Türkiye çok zor bir süreçten geçiyor. Elbette tek başına bir olay da yaşamıyor. Aynı anda birbirinden önemli birçok gelişme cereyan ediyor. Her ne kadar medya tek gündemli olarak güdülse de…
Bugünlerde üretici ile konuştuğunuzda ise tek bir gündemleri var: Tahsilât sıkıntısı… Tüccarından çalışanına kadar reel sektör bileşenlerinin diğerlerinin de sorunu farklı değil. Tahsil edilemeyen alacaklar nedeniyle yapılamayan ödemeler, sanayici cephesinde uzayıp giden vadeler, bir yandan sıkıştıran dolar kuru…
Kurun şu an gevşediğine bakmayın, taşın altında eli olanların neyin ne olacağının çok farkında ve adeta gelen felaketin telaşı içerisinde… Geçtiğimiz günlerde sohbet ettiğim bir grup sanayicinin dert edindiği konular iki başlık altında toplanıyordu.
Bunlardan birincisi hızlanan işçi çıkarmalar. Birçoğuyla konuştuğumuzda, istatistiklerinin aksine düşen kapasite kullanım oranları, daralan iç ve dış piyasa, ödeme sıkıntıları, artan faaliyetler karşısında çaresizliklerini dile getiriyorlar. İçlerinde çalışan sayısını dörtte bire düşürenler bile vardı.
İkinci başlık ise hangi sektöre bakarsanız bakın uzayan vadeler ve tahsilât problemi… 2017 yılının Ağustos ayına bile çek alındığını kulaklarımla duydum. En acısı da ‘almayıp da ne yapacaksın’ serzenişiydi. Peki, çek aldığınızda problem bitiyor mu?

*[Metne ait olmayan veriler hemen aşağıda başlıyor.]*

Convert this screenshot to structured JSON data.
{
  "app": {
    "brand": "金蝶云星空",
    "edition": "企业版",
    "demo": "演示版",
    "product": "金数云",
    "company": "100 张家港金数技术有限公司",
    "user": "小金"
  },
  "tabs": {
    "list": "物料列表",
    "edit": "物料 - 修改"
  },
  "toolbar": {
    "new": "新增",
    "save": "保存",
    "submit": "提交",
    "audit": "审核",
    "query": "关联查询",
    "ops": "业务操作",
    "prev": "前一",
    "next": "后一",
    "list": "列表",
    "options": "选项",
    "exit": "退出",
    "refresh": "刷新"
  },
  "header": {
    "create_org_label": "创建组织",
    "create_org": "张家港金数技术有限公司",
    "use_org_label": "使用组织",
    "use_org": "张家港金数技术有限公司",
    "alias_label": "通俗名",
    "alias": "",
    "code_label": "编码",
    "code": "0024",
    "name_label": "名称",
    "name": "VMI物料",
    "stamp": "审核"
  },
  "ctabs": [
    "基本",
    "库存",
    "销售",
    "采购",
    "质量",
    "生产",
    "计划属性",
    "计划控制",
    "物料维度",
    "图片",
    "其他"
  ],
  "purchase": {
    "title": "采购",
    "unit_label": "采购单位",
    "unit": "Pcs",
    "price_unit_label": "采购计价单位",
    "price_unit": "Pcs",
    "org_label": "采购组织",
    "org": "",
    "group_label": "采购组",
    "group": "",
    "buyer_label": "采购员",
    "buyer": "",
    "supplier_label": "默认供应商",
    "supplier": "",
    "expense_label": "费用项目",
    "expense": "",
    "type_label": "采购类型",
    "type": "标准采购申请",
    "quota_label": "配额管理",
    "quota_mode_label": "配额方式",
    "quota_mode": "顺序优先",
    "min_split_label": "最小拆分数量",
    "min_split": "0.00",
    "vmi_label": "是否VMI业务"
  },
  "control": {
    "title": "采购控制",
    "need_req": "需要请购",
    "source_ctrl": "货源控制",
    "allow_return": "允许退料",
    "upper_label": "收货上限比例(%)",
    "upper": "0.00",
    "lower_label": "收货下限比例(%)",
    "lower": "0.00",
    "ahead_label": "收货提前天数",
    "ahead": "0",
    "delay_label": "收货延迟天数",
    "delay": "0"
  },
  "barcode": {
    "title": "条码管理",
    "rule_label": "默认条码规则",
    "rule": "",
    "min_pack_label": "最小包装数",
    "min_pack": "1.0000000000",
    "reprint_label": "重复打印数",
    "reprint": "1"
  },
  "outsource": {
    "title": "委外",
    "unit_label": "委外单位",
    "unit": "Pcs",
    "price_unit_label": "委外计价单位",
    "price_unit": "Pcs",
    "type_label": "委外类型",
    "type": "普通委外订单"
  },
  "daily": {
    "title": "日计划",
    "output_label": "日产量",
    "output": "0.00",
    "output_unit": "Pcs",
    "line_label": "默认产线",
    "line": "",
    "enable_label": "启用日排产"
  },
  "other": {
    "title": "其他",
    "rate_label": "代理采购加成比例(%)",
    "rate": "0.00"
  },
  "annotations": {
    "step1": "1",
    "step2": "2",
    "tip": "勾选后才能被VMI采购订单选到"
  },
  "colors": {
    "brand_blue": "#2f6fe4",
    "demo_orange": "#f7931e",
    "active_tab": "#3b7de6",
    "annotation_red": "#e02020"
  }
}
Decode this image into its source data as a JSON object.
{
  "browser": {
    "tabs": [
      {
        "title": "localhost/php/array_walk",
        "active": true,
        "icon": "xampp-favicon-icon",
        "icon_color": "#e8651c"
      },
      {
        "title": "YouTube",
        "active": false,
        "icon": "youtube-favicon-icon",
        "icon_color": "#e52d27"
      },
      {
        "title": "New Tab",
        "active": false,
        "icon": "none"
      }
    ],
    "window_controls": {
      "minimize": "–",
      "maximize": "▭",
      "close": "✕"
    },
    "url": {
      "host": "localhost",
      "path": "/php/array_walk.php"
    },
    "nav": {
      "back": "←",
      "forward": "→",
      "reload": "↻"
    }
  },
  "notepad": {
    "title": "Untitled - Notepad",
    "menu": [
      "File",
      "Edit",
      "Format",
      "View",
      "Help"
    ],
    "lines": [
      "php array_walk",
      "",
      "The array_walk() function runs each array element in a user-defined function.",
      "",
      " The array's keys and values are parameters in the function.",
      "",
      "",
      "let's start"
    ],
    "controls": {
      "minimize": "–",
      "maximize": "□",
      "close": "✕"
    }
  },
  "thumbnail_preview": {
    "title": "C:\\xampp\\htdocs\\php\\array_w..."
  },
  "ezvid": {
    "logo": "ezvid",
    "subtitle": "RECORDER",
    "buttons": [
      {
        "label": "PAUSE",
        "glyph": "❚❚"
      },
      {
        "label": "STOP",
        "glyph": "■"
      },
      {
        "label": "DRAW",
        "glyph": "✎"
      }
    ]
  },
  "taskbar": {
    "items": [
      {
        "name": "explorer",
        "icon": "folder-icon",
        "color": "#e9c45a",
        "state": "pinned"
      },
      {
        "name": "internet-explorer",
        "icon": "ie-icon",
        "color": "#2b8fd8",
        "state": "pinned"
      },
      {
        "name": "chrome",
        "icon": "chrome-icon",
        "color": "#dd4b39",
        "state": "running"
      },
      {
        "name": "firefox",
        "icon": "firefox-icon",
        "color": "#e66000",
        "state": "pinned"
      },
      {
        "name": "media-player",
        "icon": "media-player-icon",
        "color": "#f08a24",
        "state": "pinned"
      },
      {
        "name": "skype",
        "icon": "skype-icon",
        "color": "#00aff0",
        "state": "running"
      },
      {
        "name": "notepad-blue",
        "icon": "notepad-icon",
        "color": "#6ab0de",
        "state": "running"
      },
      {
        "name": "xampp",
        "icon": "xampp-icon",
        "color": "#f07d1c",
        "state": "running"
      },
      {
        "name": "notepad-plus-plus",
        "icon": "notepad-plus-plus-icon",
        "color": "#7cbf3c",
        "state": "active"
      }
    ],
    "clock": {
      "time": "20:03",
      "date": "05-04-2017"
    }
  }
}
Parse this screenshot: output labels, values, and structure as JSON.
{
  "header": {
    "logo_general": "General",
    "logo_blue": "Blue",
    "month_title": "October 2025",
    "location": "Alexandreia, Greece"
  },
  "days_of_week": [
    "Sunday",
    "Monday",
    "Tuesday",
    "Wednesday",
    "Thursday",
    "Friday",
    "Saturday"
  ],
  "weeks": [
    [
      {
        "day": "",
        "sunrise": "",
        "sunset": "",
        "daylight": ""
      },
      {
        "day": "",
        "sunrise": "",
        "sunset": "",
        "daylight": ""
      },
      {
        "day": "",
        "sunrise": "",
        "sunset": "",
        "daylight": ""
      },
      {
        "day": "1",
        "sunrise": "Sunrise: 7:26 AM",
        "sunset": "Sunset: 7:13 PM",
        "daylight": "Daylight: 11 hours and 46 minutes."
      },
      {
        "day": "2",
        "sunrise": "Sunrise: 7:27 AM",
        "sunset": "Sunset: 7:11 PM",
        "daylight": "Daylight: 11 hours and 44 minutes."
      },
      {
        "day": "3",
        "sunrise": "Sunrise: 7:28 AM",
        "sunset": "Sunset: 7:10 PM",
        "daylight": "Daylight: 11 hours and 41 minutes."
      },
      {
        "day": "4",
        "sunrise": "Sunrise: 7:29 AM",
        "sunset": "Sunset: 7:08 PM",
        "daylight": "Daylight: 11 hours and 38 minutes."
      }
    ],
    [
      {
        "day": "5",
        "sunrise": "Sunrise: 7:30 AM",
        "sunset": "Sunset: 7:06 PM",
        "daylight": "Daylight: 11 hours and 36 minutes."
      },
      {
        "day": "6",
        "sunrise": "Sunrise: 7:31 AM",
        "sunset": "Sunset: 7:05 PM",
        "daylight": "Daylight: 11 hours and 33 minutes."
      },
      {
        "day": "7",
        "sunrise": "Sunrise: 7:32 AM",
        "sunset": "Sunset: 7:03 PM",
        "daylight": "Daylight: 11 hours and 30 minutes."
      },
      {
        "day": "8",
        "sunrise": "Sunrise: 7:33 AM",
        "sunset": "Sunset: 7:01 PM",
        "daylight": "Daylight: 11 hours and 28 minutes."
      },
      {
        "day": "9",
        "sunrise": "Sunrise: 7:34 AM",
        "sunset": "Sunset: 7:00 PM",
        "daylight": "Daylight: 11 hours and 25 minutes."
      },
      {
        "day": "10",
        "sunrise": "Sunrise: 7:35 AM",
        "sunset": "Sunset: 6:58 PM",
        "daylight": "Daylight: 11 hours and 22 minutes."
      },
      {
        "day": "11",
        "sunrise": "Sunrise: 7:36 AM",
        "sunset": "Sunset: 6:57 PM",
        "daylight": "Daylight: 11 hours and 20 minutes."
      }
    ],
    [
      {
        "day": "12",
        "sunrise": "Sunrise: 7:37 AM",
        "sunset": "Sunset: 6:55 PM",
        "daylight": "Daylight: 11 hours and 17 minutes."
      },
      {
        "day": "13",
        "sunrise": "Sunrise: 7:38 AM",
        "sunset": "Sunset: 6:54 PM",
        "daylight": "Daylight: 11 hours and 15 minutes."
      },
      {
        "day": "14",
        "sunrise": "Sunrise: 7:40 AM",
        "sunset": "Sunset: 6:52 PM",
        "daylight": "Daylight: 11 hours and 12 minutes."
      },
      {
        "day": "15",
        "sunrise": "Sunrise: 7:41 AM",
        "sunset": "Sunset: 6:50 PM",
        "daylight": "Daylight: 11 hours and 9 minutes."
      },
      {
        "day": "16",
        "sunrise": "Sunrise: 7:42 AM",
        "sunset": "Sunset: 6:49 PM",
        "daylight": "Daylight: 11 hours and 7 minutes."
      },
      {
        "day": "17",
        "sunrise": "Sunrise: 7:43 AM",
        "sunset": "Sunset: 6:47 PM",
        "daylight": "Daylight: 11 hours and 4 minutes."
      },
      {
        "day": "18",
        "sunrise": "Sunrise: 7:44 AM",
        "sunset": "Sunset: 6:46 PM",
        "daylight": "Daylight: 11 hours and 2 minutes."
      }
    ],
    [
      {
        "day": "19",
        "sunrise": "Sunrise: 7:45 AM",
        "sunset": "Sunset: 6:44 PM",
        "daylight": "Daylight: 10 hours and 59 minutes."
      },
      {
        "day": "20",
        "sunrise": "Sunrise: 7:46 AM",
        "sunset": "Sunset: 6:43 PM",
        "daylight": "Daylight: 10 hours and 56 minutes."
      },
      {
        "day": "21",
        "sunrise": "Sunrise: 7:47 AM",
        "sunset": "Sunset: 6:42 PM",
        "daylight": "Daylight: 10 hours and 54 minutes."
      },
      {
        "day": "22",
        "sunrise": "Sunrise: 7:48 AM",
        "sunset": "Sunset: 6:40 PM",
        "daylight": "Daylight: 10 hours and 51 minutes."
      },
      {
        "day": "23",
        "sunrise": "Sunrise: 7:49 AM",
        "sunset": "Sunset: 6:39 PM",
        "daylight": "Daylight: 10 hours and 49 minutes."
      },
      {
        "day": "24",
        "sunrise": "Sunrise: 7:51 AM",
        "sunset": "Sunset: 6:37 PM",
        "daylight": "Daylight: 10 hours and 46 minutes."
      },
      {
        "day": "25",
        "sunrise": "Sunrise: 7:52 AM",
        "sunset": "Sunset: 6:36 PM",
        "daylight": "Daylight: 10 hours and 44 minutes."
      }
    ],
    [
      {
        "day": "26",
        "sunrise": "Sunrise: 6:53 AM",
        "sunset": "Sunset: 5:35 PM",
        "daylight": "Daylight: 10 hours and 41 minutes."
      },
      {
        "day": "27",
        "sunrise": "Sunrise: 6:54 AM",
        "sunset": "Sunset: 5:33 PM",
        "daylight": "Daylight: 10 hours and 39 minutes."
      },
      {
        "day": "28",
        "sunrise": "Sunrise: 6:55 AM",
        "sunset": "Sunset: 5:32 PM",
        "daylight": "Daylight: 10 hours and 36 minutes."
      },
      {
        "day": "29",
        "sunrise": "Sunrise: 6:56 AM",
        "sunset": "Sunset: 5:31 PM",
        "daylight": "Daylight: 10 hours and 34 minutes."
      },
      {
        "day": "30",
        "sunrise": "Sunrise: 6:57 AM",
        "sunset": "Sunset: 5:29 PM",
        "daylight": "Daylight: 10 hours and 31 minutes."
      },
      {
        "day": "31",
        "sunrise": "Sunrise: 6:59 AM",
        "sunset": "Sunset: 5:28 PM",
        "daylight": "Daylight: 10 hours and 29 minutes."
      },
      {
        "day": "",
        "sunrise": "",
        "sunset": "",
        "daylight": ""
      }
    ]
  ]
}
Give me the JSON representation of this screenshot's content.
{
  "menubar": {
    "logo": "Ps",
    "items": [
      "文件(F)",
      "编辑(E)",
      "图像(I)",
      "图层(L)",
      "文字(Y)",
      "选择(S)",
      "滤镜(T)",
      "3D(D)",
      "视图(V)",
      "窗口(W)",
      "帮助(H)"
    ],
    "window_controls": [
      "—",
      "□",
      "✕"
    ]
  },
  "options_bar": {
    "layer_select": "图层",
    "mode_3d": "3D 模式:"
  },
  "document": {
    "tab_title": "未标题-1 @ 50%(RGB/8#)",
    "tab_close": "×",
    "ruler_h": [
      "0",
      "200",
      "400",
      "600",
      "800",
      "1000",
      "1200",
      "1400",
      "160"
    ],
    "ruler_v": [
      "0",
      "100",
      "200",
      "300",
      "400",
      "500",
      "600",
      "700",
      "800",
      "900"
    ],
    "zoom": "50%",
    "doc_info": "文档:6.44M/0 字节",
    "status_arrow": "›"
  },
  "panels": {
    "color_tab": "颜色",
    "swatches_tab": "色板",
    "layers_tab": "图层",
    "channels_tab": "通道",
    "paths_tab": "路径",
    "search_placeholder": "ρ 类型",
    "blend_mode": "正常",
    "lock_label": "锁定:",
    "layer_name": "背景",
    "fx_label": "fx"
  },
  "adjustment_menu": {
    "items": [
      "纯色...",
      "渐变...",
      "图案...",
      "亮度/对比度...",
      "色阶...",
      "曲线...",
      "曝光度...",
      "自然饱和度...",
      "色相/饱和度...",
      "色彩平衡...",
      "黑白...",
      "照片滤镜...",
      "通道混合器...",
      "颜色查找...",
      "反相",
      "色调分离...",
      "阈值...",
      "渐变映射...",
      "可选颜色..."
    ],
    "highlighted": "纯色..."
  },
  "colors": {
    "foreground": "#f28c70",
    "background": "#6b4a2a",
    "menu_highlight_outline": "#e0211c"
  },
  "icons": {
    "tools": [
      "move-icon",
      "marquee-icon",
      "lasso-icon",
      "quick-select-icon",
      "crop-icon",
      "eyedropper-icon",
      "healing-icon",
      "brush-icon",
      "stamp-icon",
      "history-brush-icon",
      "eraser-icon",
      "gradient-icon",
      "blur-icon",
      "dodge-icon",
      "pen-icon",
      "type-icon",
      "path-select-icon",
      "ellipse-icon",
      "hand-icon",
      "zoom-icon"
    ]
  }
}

Ne yazık ki yılın 9 ayına ilişkin veriler ikinci büyük bombayı önümüze koyuyor. Ay be ay artan karşılıksız çek oranı, bundan daha da tehlikeli olan karşılıksız tutarın kontrolden çıkmış bir biçimde artması.
Çek miktarındaki yükseliş yüzde 15, tutar olarak ise yüzde 41… Bu altından kalkılabilecek bir durum değil. Israrla bu konuyu yazıp, yetkilileri uyarmaya çalışıyorum. Sürekli başka gündemlerle umursamaz bir tavır içerisindeler.
Fakat bu işin sonu iyi değil. Bu gidiş, kapanan firmalar, patlayan bir işsizlik, şüpheli hale dönüşen alacaklar, sektörel bazda kopmalar, çöküşler ve zincirleme bankacılık krizleri demek.
Ekonomi yönetimi rakamlarla oynamaya dalmışken, piyasalardan hem üretici / perakendeci arasındaki dağıtım zincirinden, hem de ödenemeyen borç miktarlarıyla tüketiciden gelen alarmın boyutu büyüyor.
Saçma sapan, göz boyayan söylemleri bırakıp, önlem alın; çaresiz iseniz koltuktan kalkın. Çünkü bu vurdumduymazlık içinde, ekonomik sonuçları ve sosyal yansımalarıyla çok büyük bir probleme koşar adım gidiyoruz.
Böylesine ciddi bir olayın sonuçları üç tane kumarbazın batmasına benzemez. Bu sese kulak verin: Laubaliliği bırakın; hepimizi yakacaksınız.